In the adaptation, however, voice over is frowned upon—the common wisdom is to show, not tell. Because of this, reported backstory is instead usually depicted firsthand within the action of the film. In a case like “Sonnie’s Edge”,simply telling the audience that a character was assaulted, instead of dramatizing the event, comes off as disingenuous. At worst, these character details seem like quick cheats: insensitive and exploitative when not handled with appropriate care.
Such a disconnect between what works in prose science fiction and what works for the screen then pervades the remaining episodes—sometimes less so, and sometimes just as badly. The most impressively animated short, “The Witness”, avoids the disconnect entirely as it is an original work for the screen by Alberto Mielgo, whose style of “motionography” blends the real and the comic-book-like nothing else.

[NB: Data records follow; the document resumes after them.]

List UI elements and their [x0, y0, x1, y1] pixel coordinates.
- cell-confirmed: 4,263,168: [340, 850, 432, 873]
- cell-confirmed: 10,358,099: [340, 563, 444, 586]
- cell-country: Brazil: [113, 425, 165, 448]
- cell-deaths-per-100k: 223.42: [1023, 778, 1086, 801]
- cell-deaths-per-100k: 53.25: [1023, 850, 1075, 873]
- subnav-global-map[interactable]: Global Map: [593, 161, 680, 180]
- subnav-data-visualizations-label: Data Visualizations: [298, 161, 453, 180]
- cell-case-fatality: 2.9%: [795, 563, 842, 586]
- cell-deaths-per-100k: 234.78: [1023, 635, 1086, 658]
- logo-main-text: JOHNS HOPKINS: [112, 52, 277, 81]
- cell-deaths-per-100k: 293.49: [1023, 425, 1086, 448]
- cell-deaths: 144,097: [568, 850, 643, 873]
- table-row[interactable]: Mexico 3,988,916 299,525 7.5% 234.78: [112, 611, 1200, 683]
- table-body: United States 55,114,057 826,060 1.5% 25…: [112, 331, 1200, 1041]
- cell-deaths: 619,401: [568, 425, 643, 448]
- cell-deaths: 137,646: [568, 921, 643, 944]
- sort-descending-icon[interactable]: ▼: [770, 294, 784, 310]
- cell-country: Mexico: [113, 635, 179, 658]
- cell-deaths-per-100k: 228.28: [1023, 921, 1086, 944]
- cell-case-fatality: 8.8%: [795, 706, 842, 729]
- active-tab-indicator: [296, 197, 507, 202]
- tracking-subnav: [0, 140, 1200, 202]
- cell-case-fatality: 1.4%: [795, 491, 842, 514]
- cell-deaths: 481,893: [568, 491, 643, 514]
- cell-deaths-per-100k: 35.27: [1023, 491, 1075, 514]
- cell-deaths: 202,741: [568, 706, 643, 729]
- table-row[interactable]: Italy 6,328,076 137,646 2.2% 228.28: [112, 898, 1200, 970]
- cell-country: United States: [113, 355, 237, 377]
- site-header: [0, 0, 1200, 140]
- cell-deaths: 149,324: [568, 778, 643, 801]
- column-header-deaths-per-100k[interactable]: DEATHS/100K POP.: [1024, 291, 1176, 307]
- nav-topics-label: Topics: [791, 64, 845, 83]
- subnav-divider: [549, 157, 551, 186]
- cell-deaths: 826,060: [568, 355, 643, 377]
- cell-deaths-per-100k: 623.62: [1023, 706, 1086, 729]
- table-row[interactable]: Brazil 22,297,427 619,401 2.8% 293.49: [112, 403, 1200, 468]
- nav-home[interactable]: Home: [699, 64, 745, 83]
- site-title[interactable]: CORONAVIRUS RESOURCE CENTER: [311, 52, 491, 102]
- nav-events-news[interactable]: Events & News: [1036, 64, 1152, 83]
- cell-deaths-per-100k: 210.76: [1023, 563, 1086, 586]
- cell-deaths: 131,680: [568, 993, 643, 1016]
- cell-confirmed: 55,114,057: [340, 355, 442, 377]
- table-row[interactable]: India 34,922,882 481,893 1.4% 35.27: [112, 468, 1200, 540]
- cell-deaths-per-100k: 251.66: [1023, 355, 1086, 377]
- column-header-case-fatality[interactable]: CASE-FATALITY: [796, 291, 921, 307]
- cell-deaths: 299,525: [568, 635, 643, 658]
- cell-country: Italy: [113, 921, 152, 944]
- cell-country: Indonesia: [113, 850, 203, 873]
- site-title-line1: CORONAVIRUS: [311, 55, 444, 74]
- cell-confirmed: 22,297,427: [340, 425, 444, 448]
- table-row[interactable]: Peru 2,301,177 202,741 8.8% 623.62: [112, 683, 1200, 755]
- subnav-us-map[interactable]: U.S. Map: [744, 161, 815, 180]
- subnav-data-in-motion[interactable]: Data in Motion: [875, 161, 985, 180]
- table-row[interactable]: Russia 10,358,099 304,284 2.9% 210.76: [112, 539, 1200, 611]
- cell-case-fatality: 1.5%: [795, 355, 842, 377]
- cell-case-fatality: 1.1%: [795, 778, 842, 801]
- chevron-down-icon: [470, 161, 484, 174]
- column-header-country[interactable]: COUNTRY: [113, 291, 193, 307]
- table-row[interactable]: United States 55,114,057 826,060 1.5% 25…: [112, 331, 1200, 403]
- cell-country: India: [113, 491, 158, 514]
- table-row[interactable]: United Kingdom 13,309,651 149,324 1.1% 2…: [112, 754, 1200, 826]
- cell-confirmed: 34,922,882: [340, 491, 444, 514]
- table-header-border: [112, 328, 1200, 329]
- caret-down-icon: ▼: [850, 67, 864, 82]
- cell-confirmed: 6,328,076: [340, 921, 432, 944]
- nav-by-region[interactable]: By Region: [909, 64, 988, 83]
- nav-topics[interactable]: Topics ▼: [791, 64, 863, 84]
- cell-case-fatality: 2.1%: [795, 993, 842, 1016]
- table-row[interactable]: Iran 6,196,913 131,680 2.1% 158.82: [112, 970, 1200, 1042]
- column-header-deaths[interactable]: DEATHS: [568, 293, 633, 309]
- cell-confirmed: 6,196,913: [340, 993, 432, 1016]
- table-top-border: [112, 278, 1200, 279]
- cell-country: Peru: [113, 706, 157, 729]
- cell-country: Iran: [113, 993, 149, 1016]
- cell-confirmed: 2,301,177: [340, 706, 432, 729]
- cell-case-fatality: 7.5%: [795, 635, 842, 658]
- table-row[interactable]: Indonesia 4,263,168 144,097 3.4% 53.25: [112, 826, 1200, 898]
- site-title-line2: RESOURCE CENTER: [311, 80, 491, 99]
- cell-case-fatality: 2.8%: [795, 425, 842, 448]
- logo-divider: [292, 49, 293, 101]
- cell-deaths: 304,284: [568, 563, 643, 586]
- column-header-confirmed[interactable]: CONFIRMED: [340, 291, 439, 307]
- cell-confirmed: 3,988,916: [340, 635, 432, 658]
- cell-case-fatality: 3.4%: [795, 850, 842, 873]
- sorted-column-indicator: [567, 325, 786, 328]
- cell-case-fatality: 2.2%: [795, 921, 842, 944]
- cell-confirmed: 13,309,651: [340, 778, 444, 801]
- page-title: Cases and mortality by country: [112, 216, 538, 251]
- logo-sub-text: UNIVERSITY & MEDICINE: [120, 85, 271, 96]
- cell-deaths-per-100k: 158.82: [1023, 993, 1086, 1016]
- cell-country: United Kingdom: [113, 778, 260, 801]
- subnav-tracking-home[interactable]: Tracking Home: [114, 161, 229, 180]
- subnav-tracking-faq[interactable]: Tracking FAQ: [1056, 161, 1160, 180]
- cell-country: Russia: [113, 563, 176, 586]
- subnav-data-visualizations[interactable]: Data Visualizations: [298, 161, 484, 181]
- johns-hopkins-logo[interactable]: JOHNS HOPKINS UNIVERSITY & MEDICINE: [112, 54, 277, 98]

The trade-off in “The Witness”, then, is that the narrative is pat and unimaginative. But this sleazy and amazingly designed short is also closer to the Heavy Metal of it all, because the Heavy Metal comics were so often great artistic presentations—much more than they were great works of speculative fiction.
One of the better shorts, “The Witness” still plays around with familiar visual motifs and tropes of Heavy Metal wannabes. Gratuitous nudity, an obsession with sex work, and graphic sexist violence is par for the course in visual science fiction, unfortunately. As the series goes on, so too are down-home ranchers in mechs, robots pondering their strange human creators, and werewolf power fantasies.
It brings to mind the funny delay effect between sci-fi in print and sci-fi on screen; most of the show feels like it comes from the turn of the millennium. I’m not going to complain about that, as some of this is my jam, but it also means that there’s not a whole lot new for gamers, comics readers, or just general sci-fi buffs. The ‘wow’ comes in the technical presentation of these well-worn tropes, not the ideas themselves.
There is quite a wow. Whether as a cartoon, or photoreal, or with CGI models painted to look like 2D animation, every short has something interesting to see, though the aforementioned gamers and comics readers are likely to have seen it before. For the NSFW crowd, there’s plenty of blood, guts, gore, bare breasts and hanging dongs, if you are into that sort of thing.
I realize that this ended up sounding much more negative than I thought it would, and I do not mean to shit on the fantastic craft in Love, Death + Robots. It is just that—like so many other “almost there” Netflix shows—what is offered is really nothing that can’t be watched, played or read in a purer and more interesting form elsewhere.
After watching three-ish hours of cool science-fiction aesthetics, I can heartily recommend the show to viewers who don’t mind leaving their brain behind, even if they will forget that they saw it shortly afterwards. But if you’ve read the stories that these shorts are based on, you will probably feel too far ahead of the show to properly enjoy what it is doing.
Worse, if you are looking for something that takes advantage of the medium (instead of taking material from one medium and retrofitting it for another) you will not find it here. Consider that, in an anime, for example, this sort of entertainment is usually adapted from other visual media such as manga, rather than from prose fiction.
Back to the monkey’s paw illustration, though: just because one thing is done does not mean it cannot be improved upon. Love, Death + Robots will reach ten or a hundred times the people that the written stories it is based on ever will. If enough people pay attention, the market for science fiction television will still expand. Even if the show itself is a bit disappointing, it will not do any harm.